Gold Price Top Indicated by Record Trading Volume


"What we witnessed on Friday and throughout last week was mostly short-term traders. . ."

Last week we saw unusually high volumes of short sellers in the COMEX futures market. On Friday, 4 th December, we saw the biggest volume of sellers in the SPDR (GLD) ETF in its 5 year history. In four working days, between the 3rd–8th December, Gold has had a sharp selloff, dropping more than $100. Together, these show the volatility of investment demand and draw into question whether this is a top for the gold price…

The SPDR Gold Shares (GLD) ETF is the second largest ETF in the world. Today the SPDR holds 1,116.25 tonnes of gold bullion. That's more than the central banks of Russia, China and India [See the official central bank holdings here].

The size of the ETF means it weighs in with a heavy influence on the gold price. Commodity based ETFs are a fairly recent investment vehicle. Because of their easy access to commodity prices their popularities have risen sharply in their short lifetime. As they have risen so has the effect of investors who use them. Today traders in the GLD ETF can have a major influence on the price of gold which is why we turn our heads when they have such huge volumes (volume = number of shares traded during a period).

The normal day volume of trade is approximately 20m. On Friday that number had reached 79m.

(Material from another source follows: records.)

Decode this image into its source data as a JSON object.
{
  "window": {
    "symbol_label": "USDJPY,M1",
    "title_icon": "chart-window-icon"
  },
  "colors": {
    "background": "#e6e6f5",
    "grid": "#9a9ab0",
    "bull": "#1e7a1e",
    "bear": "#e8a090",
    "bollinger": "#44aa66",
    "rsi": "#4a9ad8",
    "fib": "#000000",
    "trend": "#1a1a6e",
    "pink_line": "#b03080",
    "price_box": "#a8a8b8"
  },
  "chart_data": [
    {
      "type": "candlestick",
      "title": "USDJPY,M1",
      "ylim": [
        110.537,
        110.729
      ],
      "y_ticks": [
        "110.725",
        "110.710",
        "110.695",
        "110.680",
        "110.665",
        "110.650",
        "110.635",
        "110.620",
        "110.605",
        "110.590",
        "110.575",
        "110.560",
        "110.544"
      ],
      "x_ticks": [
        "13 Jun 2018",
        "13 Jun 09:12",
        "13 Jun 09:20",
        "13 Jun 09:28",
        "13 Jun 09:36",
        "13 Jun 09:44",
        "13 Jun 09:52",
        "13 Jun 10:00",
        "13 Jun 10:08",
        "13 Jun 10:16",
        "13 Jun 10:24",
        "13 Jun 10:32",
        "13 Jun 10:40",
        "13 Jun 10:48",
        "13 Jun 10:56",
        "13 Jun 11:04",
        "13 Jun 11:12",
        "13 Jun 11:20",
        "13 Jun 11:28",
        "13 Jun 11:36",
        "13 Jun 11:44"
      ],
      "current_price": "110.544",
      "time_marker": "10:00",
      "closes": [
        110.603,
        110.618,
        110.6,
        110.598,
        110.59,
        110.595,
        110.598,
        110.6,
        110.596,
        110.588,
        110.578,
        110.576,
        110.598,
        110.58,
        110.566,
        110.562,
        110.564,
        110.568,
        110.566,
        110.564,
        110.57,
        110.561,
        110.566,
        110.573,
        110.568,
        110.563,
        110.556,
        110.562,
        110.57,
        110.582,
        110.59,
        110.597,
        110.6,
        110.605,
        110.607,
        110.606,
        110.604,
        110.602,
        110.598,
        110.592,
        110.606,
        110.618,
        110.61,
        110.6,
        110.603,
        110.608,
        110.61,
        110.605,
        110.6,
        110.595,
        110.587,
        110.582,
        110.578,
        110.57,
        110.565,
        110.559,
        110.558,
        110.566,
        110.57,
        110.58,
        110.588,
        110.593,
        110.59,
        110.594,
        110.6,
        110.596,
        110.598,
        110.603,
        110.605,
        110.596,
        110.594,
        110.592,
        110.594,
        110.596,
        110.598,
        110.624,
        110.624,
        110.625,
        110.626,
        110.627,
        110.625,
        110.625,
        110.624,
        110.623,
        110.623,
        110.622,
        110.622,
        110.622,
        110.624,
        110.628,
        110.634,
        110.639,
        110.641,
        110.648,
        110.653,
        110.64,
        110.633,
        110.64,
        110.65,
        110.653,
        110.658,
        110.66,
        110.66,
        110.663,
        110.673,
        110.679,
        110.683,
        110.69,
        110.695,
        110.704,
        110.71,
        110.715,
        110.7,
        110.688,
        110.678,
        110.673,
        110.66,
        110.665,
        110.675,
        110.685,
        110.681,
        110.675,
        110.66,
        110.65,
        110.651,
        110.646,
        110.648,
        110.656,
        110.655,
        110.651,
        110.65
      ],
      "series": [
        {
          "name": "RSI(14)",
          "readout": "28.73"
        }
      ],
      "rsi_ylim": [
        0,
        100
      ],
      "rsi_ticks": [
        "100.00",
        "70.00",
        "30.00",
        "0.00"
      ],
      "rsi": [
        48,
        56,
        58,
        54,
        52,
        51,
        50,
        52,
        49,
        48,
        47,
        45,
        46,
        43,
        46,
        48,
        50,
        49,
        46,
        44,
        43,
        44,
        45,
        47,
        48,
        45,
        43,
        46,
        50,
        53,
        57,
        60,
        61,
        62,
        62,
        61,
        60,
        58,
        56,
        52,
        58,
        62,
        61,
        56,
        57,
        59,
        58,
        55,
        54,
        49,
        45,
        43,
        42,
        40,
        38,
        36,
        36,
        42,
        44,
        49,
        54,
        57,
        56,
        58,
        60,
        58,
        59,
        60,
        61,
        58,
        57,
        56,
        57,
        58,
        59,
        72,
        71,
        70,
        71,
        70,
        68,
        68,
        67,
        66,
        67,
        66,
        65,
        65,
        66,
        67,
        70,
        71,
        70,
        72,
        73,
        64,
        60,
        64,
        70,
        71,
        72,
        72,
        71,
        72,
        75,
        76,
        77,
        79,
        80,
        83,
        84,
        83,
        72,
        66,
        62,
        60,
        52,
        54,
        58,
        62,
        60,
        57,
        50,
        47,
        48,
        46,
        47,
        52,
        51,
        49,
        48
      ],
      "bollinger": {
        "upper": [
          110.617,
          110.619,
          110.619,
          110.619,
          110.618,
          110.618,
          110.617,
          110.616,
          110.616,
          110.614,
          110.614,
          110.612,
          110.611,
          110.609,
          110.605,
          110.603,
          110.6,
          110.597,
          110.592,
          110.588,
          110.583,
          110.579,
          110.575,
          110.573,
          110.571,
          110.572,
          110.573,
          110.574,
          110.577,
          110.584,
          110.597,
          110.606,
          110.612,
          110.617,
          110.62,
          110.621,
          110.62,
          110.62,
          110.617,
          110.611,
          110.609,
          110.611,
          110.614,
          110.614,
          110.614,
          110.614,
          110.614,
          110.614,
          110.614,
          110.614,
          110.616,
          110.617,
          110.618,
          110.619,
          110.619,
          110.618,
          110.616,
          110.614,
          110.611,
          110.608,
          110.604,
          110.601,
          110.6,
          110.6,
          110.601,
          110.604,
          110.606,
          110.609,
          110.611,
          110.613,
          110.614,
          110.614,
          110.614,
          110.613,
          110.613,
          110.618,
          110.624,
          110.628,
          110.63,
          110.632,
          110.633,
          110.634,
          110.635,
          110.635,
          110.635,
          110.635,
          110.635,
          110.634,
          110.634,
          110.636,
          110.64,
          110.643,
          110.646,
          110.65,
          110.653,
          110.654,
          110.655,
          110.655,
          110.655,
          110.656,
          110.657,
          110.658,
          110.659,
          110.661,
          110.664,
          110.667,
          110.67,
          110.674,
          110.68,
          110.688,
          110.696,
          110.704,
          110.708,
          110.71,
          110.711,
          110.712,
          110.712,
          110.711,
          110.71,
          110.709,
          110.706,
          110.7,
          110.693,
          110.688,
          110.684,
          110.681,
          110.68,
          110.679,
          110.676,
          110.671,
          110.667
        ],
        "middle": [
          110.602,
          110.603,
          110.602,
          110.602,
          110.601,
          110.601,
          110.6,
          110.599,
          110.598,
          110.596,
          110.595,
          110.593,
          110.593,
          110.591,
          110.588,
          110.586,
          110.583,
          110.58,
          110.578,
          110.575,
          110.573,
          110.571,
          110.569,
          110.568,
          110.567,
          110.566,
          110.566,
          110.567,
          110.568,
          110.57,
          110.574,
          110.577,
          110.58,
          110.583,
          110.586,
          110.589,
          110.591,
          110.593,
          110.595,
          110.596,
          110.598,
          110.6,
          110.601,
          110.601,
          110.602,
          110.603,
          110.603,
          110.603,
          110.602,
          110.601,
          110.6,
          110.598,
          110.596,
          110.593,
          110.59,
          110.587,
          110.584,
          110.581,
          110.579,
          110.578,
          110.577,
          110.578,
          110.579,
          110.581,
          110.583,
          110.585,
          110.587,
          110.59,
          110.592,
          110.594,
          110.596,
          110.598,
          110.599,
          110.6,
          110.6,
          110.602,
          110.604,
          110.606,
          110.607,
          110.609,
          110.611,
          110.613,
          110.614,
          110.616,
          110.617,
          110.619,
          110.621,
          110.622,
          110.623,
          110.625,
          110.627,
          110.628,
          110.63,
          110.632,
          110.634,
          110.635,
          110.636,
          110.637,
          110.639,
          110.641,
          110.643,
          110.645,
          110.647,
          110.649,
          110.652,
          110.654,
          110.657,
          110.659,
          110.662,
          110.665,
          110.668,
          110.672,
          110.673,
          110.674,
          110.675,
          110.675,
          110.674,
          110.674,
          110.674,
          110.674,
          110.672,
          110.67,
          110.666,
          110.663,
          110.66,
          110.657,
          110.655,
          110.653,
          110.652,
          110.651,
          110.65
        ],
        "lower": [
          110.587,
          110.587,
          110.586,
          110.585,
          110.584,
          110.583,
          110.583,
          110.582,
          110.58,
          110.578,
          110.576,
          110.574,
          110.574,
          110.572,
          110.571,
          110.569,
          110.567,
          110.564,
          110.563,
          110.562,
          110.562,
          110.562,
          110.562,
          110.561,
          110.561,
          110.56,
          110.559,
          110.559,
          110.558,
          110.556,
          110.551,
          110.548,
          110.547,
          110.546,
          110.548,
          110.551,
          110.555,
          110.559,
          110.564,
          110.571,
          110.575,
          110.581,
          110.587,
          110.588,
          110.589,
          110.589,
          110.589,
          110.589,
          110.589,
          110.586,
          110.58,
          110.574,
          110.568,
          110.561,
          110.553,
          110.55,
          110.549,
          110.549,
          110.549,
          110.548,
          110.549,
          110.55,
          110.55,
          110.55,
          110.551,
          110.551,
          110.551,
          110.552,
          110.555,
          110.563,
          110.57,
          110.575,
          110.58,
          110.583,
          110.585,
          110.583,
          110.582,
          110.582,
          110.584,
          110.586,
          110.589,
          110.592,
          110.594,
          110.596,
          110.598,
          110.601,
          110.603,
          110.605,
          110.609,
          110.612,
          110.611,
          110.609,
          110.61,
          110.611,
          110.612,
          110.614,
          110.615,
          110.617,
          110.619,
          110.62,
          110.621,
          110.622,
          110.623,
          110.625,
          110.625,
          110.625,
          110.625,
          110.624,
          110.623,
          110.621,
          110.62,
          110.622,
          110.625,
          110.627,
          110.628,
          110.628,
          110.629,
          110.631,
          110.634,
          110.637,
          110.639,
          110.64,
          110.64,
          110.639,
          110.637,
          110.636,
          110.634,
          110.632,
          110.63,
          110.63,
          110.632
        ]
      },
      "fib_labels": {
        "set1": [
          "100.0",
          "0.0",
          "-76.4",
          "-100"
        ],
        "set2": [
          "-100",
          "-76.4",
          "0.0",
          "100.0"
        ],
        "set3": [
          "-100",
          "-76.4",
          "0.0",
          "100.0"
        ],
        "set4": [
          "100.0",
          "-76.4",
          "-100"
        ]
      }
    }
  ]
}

Something similar was being reflected in the world's largest futures and options exchange, the CME Group. On Friday it experienced record trading volumes for FX products. And in the Comex Gold Futures for February 2010 you can also see large spikes in volume (the grey underlying pattern in the chart below).


These large volumes indicate a change. They show us that something is happening.

ETFs are attractive to short-term speculators because it is an easy way to get exposure to a commodity. Short term traders are, however, much more volatile in the reactions to market news. This means the gold price is partly built on an unstable demand. What we witnessed on Friday and throughout last week was mostly short-term traders selling their gold positions on the back of news.